Thursday, May 30, 2013

Planetary trio in the western sky


For the past several days, the planets Mercury, Venus and Jupiter have gathered together into a small region of sky. Through my 6-inch F/8 Dobsonian telescope, Mercury looked like a tiny, featureless gibbous moon with an orange tint. Venus was a tiny round, yellow-white disk. Jupiter showed it's oval shape, equatorial belts and Galilean moons. At 109X the poor seeing was evident, as was a prismatic color effect caused by refraction from their light passing through our atmosphere. It was beautiful and at the same time a good demonstration of why billions have been spent building space telescopes.

The next night I opted to photograph this conjunction which widened dramatically over 24 hours. I used my old Nikon F-3HP, a Leitz Tiltall tripod and 55, 85, 135 and 180mm lenses to take the pictures you see here. I used 200 speed Fujicolor film for color prints, exposing it for up to eight full seconds in the deepening twilight with the lens stopped down at first. A cable release was used to avoid jiggling the camera and blurring the images. Even though the camera's internal light meter was able to read the dimming scene, I bracketed my exposures to be assured at least a few will be correctly exposed. When it was nearly fully dark, I used f/stops ranging from wide open at F/2.8 to F/5.6. I used long exposure times because I wanted to record passing vehicles on the I-10 Bayway as white and red streaks. The location I used to photograph this event was a parking lot overlooking Mobile Bay, and the I-10 Bayway with the city of Mobile Alabama in the distance.

Once I had exposed film in hand, I took it to a local photography supply center for processing. I then scanned the negatives with a Canon Canoscan LIDE700F flatbed scanner that can also scan unmounted film at very high resolution.
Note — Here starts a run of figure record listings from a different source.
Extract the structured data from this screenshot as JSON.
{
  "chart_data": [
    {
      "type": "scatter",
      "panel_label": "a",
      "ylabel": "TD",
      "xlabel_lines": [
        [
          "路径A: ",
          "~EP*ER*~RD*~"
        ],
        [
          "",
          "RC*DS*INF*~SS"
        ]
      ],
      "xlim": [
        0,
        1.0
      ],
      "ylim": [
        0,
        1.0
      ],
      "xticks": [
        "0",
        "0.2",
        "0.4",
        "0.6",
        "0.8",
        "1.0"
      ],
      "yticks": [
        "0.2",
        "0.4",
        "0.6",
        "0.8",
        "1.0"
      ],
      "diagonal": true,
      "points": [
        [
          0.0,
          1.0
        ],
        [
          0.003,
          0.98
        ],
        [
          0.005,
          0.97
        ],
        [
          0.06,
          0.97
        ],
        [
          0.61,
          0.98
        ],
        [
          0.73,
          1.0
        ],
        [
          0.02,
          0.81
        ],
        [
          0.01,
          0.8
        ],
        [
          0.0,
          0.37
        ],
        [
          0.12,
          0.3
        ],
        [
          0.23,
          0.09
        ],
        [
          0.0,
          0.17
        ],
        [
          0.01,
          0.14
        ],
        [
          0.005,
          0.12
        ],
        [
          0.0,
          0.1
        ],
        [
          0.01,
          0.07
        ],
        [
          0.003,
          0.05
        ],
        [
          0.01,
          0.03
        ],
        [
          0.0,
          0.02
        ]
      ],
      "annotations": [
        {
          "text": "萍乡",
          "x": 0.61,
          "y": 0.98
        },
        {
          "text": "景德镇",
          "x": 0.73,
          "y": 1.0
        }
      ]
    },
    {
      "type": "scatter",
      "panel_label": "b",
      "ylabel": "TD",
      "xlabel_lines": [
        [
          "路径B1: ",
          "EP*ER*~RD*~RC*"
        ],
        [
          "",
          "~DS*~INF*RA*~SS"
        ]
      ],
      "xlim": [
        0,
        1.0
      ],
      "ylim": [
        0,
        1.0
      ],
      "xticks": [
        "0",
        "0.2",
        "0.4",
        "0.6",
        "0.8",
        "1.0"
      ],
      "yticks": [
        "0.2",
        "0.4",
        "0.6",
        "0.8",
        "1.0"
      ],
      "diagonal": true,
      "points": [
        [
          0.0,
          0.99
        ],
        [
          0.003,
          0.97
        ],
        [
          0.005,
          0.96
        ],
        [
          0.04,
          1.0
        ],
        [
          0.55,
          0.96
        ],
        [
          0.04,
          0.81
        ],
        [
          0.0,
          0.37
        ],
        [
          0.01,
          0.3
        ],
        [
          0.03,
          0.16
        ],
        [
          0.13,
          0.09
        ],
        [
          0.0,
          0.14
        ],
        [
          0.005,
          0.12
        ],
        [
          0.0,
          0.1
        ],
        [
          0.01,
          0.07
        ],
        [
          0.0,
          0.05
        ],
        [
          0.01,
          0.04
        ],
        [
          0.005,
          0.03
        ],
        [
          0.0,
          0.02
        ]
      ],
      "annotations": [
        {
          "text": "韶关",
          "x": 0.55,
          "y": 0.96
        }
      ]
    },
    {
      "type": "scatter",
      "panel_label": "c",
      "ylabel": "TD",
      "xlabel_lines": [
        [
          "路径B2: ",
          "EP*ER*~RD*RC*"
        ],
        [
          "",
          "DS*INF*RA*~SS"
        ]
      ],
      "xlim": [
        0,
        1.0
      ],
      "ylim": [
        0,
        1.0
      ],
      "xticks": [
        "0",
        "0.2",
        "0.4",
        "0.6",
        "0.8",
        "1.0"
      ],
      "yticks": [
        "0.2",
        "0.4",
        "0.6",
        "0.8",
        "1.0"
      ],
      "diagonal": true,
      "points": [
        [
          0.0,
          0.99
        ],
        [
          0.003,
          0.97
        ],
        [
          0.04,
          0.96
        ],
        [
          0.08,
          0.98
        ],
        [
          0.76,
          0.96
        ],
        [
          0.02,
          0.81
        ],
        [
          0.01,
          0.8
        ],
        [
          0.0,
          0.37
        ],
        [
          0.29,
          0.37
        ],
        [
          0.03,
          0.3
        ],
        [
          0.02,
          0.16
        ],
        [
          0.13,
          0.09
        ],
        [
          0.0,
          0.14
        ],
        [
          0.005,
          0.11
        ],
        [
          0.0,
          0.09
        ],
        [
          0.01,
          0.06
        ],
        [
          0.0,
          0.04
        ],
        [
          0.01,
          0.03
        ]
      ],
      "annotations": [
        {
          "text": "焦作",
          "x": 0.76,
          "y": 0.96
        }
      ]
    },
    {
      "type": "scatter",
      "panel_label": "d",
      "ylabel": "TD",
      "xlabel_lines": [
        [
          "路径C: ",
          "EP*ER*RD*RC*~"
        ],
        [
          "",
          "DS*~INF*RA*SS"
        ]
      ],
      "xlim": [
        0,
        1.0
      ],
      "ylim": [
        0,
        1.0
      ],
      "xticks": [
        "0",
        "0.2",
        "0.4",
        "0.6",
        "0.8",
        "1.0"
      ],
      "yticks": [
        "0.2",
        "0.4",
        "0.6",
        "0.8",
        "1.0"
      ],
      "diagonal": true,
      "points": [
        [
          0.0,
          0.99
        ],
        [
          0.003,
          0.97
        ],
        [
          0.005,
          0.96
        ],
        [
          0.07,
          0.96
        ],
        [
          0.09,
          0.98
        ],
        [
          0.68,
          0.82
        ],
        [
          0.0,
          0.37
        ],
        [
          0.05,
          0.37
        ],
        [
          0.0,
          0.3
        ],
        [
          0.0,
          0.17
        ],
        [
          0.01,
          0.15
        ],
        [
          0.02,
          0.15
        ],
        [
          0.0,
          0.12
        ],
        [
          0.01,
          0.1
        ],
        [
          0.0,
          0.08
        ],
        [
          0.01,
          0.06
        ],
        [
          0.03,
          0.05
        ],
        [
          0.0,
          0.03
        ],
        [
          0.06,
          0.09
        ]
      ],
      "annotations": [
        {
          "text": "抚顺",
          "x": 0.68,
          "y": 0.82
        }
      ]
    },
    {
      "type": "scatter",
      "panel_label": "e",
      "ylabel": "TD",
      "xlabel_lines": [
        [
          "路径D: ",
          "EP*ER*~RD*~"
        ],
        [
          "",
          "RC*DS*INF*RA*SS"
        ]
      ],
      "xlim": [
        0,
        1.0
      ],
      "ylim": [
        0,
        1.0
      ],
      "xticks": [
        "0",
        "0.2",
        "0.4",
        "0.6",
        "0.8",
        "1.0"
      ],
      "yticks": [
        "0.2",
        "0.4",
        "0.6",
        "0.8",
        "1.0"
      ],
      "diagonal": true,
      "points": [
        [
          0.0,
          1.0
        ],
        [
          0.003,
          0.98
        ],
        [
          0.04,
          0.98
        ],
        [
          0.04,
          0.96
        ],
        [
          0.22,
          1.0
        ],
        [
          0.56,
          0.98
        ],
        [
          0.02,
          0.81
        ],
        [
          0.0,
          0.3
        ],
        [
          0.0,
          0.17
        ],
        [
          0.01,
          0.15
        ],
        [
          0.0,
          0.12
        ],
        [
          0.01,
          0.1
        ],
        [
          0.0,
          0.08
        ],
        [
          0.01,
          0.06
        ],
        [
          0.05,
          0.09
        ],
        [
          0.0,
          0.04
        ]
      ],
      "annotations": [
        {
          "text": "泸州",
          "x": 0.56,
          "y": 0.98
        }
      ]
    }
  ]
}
It is not ideal for those who must scan large numbers of 35mm negatives and transparencies on a daily basis, but it is well suited for those who mainly need to scan documents, photos and the occasional negative. It is a USB scanner that can also be used to copy and print documents if a printer is also connected to the computer. Conjunctions like this one are always nice to watch, they offer the chance to see two, three or even more planets in one session.